The currency has lost nearly 20% of its worth against the U.S. dollar since November 1, and with it, the decline has taken a severe bite out of the savings of the Russian citizens. Subsequently, Russians are changing their savings into tangible goods — notably, luxury cars.
Porsche reported a 55% sales boom last month in the country, and Lexus topped the German marque with a leap of 63% year-over-year. It was intense enough that Lexus actually had to bring in additional staff members to help handle the influx of buyers. Remember that these are not holiday-special TVs or iPads — these are $50,000 to $100,000-plus automobiles.
While Russia’s auto sales slid 1.1% for November, Bloomberg points out that this is a tourniquet that has brought sales out of their downward spiral, and slowing it to a 12% decline through November. “Cars, no matter budget or premium, are being sold like hotcakes currently,” Tatyana Lukovetskaya, who is the chief executive officer of the Rolf Group, one of Russia’s largest auto dealers, told Bloomberg. “We can’t recall such a boom in the market over the past decade.”
Russia is in an interesting place on the international stage at the moment. After President Vladimir Putin’s incursion into the Ukraine and subsequent annexation of the Crimea, which sounded off alarm bells around the world, a series of sanctions were put in place meant to immobilize the abilities of Russia’s wealthy elites, and others — including food bans that Putin himself put on imported victuals as a response. As a result, inflation in the country is hovering at around 8% on an annualized basis, and the effects of that are reflecting poorly in the department of foreign exchange.

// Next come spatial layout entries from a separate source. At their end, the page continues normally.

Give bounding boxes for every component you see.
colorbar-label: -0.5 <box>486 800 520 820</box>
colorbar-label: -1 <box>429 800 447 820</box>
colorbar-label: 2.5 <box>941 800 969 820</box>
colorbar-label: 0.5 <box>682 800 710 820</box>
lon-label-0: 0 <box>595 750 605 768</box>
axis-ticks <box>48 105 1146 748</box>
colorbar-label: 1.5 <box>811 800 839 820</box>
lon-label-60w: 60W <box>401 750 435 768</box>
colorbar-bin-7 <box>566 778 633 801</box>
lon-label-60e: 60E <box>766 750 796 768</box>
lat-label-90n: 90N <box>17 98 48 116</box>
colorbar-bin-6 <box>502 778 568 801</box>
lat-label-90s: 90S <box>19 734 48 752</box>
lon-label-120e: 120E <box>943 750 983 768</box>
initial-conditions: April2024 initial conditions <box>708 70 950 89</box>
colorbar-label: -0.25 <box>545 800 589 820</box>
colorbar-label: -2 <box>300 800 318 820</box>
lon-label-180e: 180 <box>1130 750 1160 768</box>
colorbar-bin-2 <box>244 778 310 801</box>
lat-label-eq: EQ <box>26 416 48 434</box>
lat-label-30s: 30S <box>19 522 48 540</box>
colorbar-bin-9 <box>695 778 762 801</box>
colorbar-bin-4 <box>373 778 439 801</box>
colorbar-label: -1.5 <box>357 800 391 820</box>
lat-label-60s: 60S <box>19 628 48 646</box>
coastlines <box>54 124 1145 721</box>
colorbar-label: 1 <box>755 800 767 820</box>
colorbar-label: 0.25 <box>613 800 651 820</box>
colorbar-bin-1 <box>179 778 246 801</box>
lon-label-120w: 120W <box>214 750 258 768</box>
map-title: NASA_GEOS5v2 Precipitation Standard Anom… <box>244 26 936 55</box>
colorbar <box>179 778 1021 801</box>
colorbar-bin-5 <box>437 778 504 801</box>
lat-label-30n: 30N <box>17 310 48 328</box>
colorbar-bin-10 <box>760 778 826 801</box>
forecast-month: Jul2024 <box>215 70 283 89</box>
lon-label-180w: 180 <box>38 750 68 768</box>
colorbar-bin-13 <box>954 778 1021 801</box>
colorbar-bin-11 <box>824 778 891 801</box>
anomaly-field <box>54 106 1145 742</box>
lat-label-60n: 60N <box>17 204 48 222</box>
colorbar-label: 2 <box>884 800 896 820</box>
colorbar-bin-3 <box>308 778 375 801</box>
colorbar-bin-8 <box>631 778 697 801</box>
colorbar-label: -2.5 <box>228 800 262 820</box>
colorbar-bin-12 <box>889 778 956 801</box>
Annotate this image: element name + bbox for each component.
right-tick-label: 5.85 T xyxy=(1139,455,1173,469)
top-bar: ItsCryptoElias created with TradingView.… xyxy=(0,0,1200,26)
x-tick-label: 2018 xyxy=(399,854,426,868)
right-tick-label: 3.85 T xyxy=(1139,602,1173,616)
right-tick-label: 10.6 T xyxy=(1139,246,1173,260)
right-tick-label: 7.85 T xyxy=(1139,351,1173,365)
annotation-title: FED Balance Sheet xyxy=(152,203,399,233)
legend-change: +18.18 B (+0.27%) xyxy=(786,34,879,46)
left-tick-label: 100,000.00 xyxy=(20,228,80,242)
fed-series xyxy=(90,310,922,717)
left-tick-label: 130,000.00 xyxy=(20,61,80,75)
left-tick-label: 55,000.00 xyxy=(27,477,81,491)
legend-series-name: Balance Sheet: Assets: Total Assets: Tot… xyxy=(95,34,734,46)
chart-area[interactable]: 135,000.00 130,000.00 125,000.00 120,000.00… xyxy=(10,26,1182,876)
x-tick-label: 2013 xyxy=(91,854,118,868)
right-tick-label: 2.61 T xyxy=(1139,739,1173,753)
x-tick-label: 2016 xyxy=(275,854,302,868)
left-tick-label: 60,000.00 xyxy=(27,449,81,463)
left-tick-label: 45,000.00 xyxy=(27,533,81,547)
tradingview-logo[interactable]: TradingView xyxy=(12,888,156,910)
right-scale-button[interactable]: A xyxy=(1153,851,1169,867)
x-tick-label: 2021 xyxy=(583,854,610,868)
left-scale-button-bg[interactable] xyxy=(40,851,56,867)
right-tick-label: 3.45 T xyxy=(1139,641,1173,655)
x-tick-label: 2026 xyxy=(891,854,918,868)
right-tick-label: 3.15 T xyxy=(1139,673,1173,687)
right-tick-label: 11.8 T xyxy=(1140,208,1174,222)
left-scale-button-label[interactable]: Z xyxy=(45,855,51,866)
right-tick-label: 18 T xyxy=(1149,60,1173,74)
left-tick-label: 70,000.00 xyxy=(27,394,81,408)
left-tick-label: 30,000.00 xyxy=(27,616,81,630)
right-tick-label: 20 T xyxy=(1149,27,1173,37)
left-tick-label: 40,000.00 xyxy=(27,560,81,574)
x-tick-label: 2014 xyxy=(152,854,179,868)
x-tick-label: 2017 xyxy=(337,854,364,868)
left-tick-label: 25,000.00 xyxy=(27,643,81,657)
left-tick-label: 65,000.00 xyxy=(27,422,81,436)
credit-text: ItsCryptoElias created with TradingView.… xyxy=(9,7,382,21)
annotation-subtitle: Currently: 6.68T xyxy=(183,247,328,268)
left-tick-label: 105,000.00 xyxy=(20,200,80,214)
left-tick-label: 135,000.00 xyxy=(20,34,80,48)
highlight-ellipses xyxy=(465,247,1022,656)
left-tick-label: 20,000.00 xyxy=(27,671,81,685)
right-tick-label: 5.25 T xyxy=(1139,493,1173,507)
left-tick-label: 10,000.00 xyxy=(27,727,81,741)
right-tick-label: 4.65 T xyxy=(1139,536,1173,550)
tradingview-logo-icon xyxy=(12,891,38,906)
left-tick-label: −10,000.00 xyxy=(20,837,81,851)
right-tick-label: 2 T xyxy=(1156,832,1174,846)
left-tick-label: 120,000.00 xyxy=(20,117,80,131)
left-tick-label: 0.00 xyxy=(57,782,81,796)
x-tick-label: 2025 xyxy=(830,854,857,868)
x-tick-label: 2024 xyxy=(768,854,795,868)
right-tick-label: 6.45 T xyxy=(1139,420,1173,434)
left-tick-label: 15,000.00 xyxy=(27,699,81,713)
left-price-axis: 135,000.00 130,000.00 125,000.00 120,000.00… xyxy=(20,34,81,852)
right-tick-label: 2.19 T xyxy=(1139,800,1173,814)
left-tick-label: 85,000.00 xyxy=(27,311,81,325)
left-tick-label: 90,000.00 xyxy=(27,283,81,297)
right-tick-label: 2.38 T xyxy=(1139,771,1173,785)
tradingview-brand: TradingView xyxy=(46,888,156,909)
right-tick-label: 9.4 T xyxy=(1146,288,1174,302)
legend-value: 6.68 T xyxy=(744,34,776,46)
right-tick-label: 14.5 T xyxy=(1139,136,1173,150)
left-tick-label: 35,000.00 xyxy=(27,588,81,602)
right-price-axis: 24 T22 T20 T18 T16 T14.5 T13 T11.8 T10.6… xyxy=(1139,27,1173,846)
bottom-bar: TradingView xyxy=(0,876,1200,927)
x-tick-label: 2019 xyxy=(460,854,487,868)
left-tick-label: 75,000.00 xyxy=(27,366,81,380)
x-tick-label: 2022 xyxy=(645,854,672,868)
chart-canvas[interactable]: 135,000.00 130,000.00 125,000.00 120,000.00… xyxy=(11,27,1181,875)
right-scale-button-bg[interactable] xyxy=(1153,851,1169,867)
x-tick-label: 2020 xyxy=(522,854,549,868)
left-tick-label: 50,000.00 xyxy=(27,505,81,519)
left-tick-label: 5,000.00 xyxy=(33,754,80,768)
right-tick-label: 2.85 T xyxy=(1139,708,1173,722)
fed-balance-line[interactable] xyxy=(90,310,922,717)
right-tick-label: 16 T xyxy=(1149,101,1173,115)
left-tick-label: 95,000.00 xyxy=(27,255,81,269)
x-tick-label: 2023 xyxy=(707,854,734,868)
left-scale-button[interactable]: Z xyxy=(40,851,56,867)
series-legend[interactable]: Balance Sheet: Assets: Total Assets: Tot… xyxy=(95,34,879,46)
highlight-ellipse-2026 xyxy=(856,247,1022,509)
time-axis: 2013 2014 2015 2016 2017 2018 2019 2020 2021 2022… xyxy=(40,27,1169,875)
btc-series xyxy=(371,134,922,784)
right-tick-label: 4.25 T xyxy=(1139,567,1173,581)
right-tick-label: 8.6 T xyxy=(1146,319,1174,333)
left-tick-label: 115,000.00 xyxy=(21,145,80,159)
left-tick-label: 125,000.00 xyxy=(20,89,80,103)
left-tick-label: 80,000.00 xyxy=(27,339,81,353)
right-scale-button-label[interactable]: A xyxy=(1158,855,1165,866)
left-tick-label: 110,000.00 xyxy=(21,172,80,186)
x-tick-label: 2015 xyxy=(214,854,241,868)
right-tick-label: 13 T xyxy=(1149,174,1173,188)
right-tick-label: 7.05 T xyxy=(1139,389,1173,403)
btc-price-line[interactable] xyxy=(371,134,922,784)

In fact, the currency swings have gotten bad enough that a banker was able to purchase an Audi A7 last month and paid the equivalent of $40,000 less for the car than he would have paid previously. The A7, here in the States, goes for $65,900 at minimum, and in Russia, it’s going for 2,580,000 rubles — about $47,000 at current rates.
“In times of crisis, people view cars as an investment,” Andrei Rodionov, the head of corporate communications at Mercedes-Benz’s Russian unit, told Bloomberg. “The rule of thumb that a car loses 20% of its value once it leaves the showroom isn’t valid anymore.”
For automakers, the news isn’t all good. Sooner or later — likely next year — vehicles will be facing a substantial price increase, or else the OEMs must contend with selling their vehicles at a loss once the effects of currency fluctuations are built in. So while December’s sales report looks poised to echo that of November’s, Russians may need to start looking elsewhere to put their rubles into physical goods.